Bull Terrier genetik soy geçişleri içerisinde İngiliz Terrier ile Bulldog melezlemesi sonucunda ortaya çıkmıştır. Daha sonrasında 1900lü yıllarda melezleme aşamasına Staffordshire Bull Terrier de dahil edilmiştir. 1930lu yıllarda köpek standart kazanmış ve birçok kulüp tarafından da dikkate alınmış ve tanınmıştır.
Afrika’da kadim mağara duvar resimlerinde en sık rastlanan ırklar arasında yer alır. Bu figürler ne kadar uzun yıllardır insan yaşantısı ile iç içe olan bir tür olduğunu bir kere daha yansıtmaktadır. Afrticanis özellikle Nil Deltası’nda yaygın olarak görülmektedir. Yapılan araştırmalarda Milattan Önce 4700e dayanan bir geçmişe sahiptir.
Catahoula Leopard Dog uzun yıllardır evcilliği ile bilinen nadir Amerika menşeli hayvanlar arasındadır. Hernando de Soto tarafından Amerika’ya ayak basıldığı dönemde bölgenin nerdeyse tek evcil hayvanı olarak tanımlanan ırkın varlığını hala sürdürmesi dikkat çekicidir. 1500lerden bu yana insan hayatı ile iç içe olmaya devam eden ırklar kategorisindedir.
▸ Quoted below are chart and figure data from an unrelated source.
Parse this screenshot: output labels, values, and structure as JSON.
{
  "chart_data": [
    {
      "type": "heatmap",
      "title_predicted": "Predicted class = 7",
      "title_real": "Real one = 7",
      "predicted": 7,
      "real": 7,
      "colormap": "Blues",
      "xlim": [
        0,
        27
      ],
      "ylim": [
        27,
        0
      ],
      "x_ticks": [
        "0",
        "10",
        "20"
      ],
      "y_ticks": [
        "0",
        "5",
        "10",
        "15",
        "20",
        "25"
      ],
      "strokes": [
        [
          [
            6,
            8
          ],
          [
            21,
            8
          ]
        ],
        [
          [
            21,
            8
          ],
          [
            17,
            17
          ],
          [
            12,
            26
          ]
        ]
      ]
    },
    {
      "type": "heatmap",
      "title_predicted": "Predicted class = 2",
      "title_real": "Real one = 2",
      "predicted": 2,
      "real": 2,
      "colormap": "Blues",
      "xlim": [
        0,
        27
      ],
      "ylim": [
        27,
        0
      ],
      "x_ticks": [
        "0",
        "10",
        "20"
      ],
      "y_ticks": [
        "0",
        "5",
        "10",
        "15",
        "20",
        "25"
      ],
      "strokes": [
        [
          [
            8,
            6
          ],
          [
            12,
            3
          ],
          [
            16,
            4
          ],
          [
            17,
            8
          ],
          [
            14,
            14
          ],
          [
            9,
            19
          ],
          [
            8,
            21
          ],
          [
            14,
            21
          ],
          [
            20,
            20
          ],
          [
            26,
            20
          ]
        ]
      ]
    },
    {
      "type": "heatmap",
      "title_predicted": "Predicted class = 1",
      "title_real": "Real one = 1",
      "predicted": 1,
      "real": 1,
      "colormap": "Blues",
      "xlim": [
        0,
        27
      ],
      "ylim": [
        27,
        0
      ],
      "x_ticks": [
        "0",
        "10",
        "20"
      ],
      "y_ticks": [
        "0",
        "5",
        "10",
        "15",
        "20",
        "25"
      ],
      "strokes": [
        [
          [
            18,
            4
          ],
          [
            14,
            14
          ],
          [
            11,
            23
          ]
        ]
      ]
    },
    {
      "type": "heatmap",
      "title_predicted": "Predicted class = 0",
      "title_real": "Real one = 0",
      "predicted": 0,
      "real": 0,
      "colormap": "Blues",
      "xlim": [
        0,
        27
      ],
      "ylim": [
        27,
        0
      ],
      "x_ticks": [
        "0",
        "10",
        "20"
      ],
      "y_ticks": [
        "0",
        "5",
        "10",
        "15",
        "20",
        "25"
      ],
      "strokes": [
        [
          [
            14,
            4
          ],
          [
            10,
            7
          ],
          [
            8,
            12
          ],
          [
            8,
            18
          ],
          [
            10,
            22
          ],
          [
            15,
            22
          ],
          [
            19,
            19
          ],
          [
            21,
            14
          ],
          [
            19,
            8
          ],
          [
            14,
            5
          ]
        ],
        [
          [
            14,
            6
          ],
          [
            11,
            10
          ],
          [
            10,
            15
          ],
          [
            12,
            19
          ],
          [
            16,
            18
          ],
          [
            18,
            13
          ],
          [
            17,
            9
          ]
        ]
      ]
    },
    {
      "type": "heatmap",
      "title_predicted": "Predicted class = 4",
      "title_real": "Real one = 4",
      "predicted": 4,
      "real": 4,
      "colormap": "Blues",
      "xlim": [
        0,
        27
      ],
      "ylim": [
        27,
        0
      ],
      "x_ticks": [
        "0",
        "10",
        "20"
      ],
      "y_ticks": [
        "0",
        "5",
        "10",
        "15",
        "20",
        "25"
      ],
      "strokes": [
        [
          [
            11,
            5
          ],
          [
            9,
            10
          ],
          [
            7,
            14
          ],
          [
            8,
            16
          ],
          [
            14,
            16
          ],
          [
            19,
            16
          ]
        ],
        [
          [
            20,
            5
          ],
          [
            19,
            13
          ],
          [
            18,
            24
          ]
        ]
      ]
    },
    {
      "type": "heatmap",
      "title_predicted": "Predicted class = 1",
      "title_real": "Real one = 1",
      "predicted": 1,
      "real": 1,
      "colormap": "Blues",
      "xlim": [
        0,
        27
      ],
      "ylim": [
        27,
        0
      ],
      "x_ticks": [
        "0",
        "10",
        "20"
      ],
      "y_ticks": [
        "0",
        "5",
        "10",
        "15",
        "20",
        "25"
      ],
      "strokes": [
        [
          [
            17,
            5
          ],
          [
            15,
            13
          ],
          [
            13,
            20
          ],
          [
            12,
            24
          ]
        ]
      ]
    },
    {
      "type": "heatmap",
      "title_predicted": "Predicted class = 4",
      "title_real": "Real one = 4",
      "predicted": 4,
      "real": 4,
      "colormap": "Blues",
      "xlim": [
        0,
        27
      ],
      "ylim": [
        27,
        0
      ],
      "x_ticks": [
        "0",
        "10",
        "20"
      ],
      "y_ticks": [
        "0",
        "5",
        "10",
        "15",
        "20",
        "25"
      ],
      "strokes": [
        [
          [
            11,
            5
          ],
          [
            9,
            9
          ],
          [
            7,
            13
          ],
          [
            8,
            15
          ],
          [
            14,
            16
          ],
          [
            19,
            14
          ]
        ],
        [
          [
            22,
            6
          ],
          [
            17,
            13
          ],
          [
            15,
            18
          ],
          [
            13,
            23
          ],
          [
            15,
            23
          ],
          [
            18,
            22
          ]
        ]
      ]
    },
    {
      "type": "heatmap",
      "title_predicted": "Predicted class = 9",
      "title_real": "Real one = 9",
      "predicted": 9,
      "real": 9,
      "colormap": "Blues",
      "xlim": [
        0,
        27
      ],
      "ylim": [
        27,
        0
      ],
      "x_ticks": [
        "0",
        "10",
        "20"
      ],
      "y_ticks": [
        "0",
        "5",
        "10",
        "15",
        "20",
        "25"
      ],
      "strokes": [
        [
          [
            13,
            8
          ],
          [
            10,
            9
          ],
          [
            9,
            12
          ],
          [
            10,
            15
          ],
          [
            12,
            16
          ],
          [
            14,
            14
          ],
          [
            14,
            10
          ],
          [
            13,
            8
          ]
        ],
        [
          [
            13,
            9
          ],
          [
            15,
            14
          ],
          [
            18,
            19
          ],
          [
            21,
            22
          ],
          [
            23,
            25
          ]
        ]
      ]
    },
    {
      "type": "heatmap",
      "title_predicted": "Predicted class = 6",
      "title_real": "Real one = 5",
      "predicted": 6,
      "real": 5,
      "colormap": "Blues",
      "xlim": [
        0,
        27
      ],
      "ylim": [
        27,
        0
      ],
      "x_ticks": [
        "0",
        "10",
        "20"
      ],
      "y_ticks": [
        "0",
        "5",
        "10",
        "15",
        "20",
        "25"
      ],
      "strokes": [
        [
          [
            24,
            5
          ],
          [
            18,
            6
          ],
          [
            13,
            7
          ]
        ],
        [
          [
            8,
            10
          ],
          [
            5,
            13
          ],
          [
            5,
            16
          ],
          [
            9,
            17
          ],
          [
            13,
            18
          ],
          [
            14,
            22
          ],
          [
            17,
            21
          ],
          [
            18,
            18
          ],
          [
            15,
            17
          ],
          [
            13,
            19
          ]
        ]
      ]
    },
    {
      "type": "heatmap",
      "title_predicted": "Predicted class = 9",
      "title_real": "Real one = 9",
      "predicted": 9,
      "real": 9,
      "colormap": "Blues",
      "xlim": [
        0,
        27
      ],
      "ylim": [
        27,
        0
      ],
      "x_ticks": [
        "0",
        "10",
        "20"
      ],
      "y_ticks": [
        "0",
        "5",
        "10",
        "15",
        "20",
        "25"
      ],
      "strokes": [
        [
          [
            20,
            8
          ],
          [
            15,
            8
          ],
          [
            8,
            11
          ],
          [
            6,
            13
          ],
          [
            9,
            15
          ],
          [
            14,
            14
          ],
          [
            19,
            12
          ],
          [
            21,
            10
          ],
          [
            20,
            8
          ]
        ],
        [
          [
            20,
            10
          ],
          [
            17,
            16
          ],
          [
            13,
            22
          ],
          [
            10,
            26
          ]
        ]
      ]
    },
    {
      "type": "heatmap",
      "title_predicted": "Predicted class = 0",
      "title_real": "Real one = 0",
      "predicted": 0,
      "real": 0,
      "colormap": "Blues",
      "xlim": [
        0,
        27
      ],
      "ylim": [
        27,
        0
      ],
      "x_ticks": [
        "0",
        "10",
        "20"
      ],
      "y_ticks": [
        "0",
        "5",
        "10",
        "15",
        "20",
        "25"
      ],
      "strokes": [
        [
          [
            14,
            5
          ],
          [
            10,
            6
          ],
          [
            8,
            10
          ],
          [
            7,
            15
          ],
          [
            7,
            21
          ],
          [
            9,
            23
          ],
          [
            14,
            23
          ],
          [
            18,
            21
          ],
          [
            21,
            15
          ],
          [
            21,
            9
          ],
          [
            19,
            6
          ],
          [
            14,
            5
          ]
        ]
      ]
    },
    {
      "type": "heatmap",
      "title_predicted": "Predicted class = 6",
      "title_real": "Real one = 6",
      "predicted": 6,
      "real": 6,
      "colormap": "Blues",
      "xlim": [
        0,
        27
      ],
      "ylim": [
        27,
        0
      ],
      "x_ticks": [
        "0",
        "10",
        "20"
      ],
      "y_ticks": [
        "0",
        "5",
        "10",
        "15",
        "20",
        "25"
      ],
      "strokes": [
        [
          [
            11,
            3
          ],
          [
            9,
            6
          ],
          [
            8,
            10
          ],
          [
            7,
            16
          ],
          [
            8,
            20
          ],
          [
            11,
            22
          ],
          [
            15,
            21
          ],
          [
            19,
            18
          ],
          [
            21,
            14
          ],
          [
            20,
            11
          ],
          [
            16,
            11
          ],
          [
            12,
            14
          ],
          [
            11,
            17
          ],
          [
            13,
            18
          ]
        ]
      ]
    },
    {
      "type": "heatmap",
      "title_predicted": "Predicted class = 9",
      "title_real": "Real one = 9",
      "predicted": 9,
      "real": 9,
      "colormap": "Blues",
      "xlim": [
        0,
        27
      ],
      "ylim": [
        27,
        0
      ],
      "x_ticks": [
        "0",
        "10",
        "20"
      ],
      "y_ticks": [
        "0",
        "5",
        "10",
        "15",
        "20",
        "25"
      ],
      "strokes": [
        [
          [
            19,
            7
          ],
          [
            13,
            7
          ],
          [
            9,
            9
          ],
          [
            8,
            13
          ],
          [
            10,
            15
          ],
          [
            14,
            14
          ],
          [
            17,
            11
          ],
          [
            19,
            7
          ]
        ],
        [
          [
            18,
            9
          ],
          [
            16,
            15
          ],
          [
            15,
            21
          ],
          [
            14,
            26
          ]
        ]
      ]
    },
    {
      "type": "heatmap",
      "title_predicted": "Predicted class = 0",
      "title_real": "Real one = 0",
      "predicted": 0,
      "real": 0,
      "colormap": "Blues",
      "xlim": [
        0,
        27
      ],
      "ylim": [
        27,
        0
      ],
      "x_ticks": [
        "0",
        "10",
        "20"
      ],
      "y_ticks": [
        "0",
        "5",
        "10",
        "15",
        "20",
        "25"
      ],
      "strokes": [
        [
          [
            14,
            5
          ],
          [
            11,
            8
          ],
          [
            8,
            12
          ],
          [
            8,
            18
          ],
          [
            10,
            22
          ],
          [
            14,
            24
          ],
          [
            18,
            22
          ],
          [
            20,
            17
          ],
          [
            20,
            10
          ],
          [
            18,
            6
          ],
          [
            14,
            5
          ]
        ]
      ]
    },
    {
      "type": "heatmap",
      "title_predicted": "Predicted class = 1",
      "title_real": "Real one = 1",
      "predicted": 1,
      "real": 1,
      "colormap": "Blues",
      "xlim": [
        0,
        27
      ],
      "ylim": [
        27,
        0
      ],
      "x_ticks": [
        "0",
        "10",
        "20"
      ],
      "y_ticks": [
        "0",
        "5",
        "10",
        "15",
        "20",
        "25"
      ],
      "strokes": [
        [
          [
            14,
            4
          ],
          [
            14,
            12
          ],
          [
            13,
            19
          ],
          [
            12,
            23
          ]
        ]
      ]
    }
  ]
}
Amerikan yerlileri ile yakın ilişkileri olan bu köpeklerin Fransızların bölgeye gelmesinin sonrasında Fransız tazıları ile yeniden melezleme çalışmalarına tabi tutulduğu da bilinmektedir.
Banjara Hound Banjara topluluğunun göç süreçlerinde onlara eşlik eden ve özel anlamlar atfedilen köpek ırkları arasında yerini almıştır. Bilhassa ırksal yapıları incelendiği zaman Salukis ile Hindistan’ın yerel köpeklerinin genlerinin çaprazlanması sonucunda dünyaya geldikleri bilinmektedir. Birçok Avrupa ırkından çok daha hızlı ve duyular bakımından da oldukça hassas durumdadır. Fakat şuan için kontrolsüz çiftleşmeler nedeni ile türünün tehlike altında olduğu bilinmektedir.